TAZ: Pour avoir un réel impact, une telle taxe aurait dû être décidée au niveau de l'Union européenne, non ? Est-ce que cela a un sens de faire cavalier seul ? D'autres pays de l'UE vont-ils suivre l'exemple de la France ?

Sur cette question, déjà, la France n'est pas la seule à mettre en place la taxe carbone. Cinq autres pays en Europe l'ont fait : le Danemark, la Suède, la Finlande, la Grande-Bretagne et la Slovénie. L'Allemagne l'envisage à partir de 2012. Ensuite, tous les pays de l'UE ont pris des engagements à l'horizon 2020 pour réduire leurs émissions de gaz à effet de serre, y compris les émissions des ménages et du transport.

A l'heure actuelle, chaque pays est libre de faire comme il le souhaite pour parvenir à cette réduction. La France a choisi d'utiliser l'instrument taxe carbone, qui a l'avantage de permettre en une seule fois de donner un signal sur toutes les émissions de CO2 sur l'ensemble de l'économie. Et de ce fait, c'est un instrument qui, d'un point de vue de l'action publique, a une certaine efficacité. Mais le fait que d'autres pays n'aient pas encore mis en place de taxe carbone ne signifie pas qu'ils n'ont pas une contrainte qu'ils doivent respecter.
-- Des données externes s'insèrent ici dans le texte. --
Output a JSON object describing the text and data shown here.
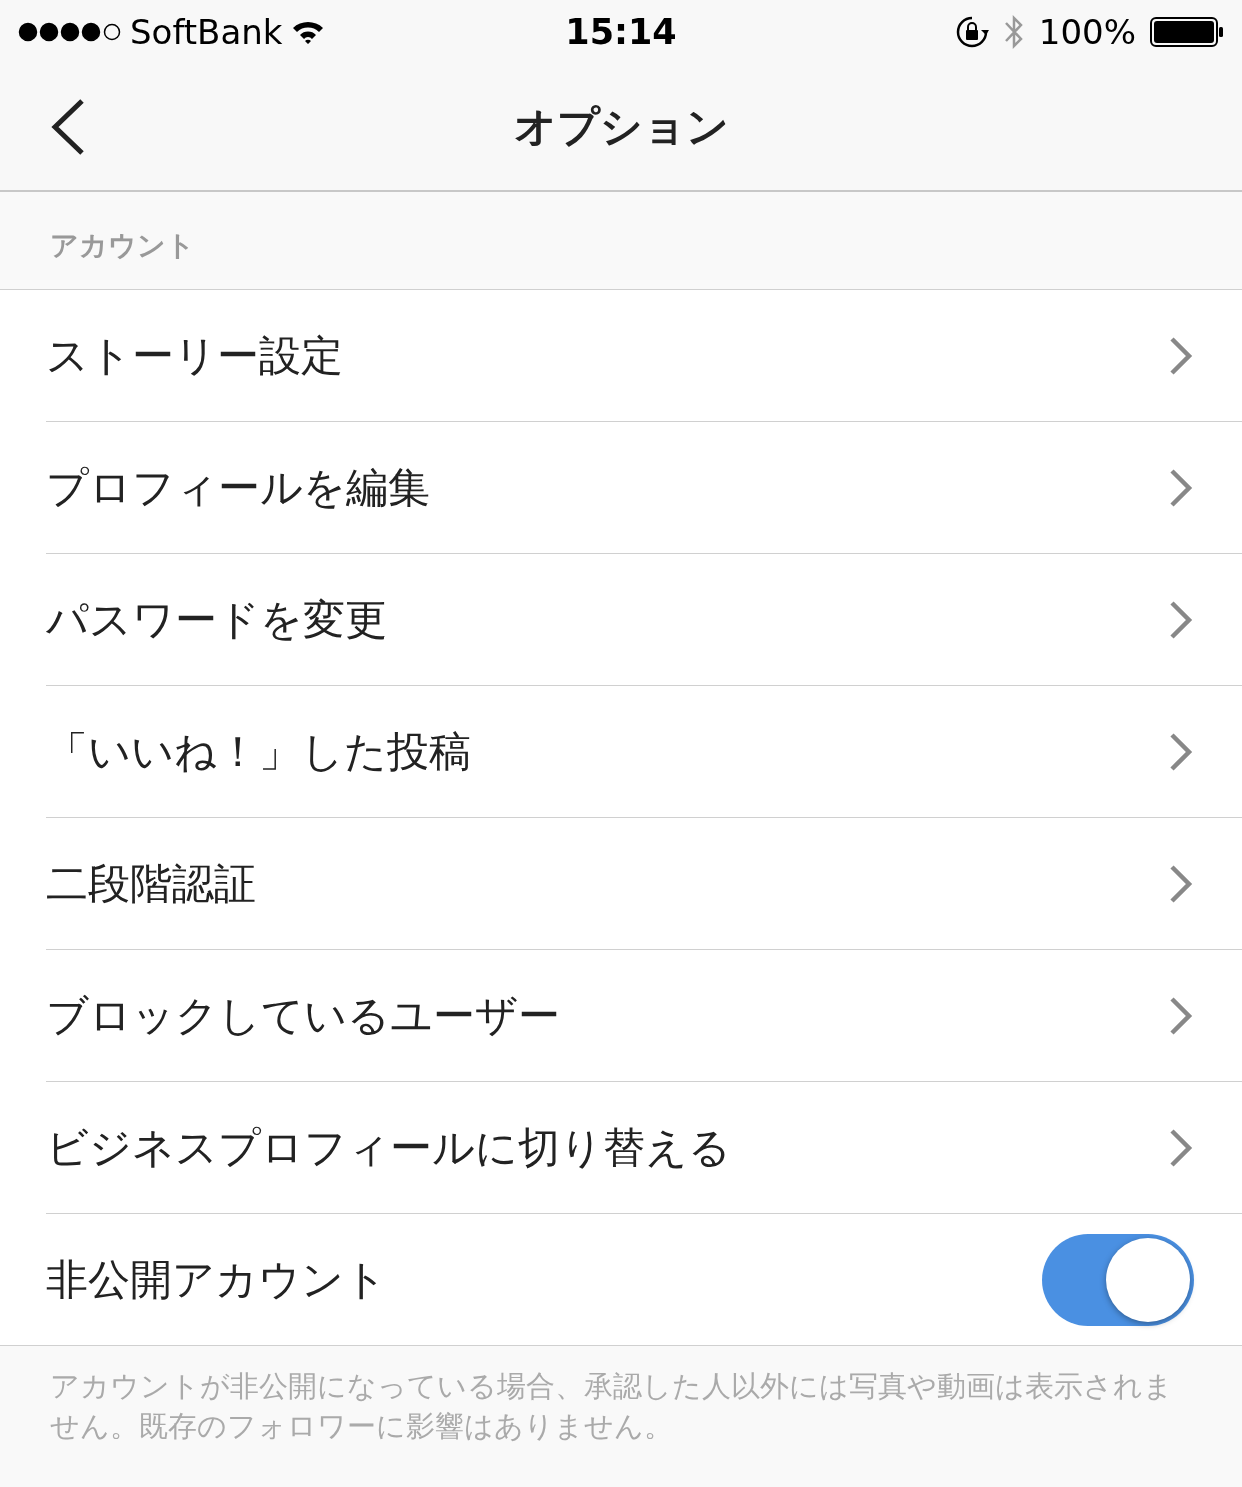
{
  "status_bar": {
    "carrier": "SoftBank",
    "time": "15:14",
    "battery": "100%"
  },
  "nav": {
    "title": "オプション"
  },
  "section": {
    "header": "アカウント",
    "items": [
      {
        "label": "ストーリー設定",
        "kind": "link"
      },
      {
        "label": "プロフィールを編集",
        "kind": "link"
      },
      {
        "label": "パスワードを変更",
        "kind": "link"
      },
      {
        "label": "「いいね！」した投稿",
        "kind": "link"
      },
      {
        "label": "二段階認証",
        "kind": "link"
      },
      {
        "label": "ブロックしているユーザー",
        "kind": "link"
      },
      {
        "label": "ビジネスプロフィールに切り替える",
        "kind": "link"
      },
      {
        "label": "非公開アカウント",
        "kind": "toggle",
        "on": true
      }
    ],
    "footer": "アカウントが非公開になっている場合、承認した人以外には写真や動画は表示されません。既存のフォロワーに影響はありません。"
  }
}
Copenhague: Le Président évoque aussi la création d'une taxe carbone aux frontières en complément de la taxe domestique. Quelle est la différence par rapport au mécanisme d'inclusion carbone dont on parle ces dernières années ? Comment cette proposition s'inscrit dans la préparation de la conférence de Copenhague ?

Comme on le disait, les émissions de CO2 en France sont soumises à partir de 2010 à deux instruments différents : pour les industriels gros émetteurs, les quotas de CO2, et pour le reste, la taxe carbone, l'ensemble de ces deux instruments couvrant toutes les émissions de CO2 françaises.Pour ce qui est de la taxe carbone, le sujet de la compétitivité est un peu le même, avec une échelle probablement moindre.

Dans les deux cas, pour les entreprises qui utilisent beaucoup de combustible fossile, cela va augmenter leurs coûts, et si elles se trouvent en concurrence avec des partenaires étrangers qui ne subissent pas de contrainte sur le CO2, elles peuvent se trouver dans une situation plus dévorable du fait du coût lié à la contrainte CO2.

Face à ce problème, il semble justifié, en tout cas d'un point de vue économique, de rétablir une certaine égalité vis-à-vis de produits venant de pays qui n'ont pas de contrainte sur le CO2. Quand on a un produit en France qui subit une taxe carbone, on peut facilement faire subir à un produit similaire venant de l'étranger une taxe équivalente.

Quand on a des quotas de CO2, les règles de l'OMC font qu'il serait préférable de mettre une contrainte avec des quotas CO2 pour les importations en question, de façon que l'instrument soit le même pour la production européenne et pour la production hors Europe. C'est un sujet similaire dans les deux cas, mais avec des modalités qui peuvent être différentes.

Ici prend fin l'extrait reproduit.